Auch das mit der FPÖ verstrickte Magazin Wochenblick berichtete und seitdem sind Sargnagel und ihre Kolleginnen online Morddrohungen und Vergewaltigungswünschen ausgesetzt. Viele haben sich mit der Autorin solidarisiert, andere wiederum setzen noch eins drauf. Die Autorin ist derzeit für 30 Tage von Facebook gesperrt.

Falls diese Diskussion überhaupt jemals einen Punkt hatte, ist er mittlerweile längst verloren gegangen. Richard Schmitt bedankt sich nach mehrtägiger Twitter-Kampagne mittlerweile in regelmäßigen Abständen für Klicks auf krone.at und deutet so an, worum es hier eigentlich ursprünglich ging.
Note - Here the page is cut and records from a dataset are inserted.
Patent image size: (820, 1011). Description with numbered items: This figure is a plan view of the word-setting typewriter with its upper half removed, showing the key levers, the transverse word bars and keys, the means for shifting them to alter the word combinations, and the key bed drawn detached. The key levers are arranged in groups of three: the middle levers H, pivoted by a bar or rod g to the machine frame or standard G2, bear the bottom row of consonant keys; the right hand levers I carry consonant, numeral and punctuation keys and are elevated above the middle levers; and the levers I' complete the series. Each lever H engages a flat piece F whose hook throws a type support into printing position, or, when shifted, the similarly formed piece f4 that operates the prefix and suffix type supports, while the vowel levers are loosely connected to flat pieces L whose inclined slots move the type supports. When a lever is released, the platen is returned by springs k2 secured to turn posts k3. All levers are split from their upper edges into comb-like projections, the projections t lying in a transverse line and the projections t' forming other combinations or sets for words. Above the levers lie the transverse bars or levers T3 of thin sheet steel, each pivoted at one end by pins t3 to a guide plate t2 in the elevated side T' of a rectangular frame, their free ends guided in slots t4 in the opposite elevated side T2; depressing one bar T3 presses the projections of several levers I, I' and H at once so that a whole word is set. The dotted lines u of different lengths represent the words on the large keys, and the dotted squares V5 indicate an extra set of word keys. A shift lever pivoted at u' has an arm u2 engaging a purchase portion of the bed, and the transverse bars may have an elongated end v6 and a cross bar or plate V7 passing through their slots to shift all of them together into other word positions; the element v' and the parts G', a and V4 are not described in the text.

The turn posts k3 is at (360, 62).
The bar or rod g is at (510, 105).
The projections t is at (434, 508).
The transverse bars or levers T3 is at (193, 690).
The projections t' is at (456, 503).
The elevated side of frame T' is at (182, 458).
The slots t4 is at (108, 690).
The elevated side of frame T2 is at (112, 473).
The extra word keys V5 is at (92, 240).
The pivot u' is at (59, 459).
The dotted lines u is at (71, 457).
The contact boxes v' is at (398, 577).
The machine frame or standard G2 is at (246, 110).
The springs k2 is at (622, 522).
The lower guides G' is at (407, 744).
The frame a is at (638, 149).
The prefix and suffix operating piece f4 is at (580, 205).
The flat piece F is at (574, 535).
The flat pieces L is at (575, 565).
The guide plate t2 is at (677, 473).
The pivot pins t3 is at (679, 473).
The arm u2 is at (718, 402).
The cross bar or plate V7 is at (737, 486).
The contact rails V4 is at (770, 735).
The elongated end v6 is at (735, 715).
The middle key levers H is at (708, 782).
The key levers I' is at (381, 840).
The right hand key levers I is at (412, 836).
Auch die insgesamt 1.500 Euro Förderung sind mittlerweile zu gefühlten Millionen geworden, wenn man danach geht, wie breit und mit welcher Radikalität das Thema diskutiert wird.

Und obwohl die Diskussion mittlerweile zu einer geworden ist, die sich um Hass im Netz gegen Frauen und die Verdrängung junger, unbequemer Frauen aus dem öffentlichen Raum dreht (und angesichts der Entwicklungen auch drehen sollte), sind in den vergangenen Tagen immer mehr der sogenannten Alpha-Männchen Österreichs auf den öffentlichkeitswirksamen Sargnagel-Zug aufgesprungen und haben nicht viel mehr zur Debatte beigetragen, als sie noch schlimmer zu machen.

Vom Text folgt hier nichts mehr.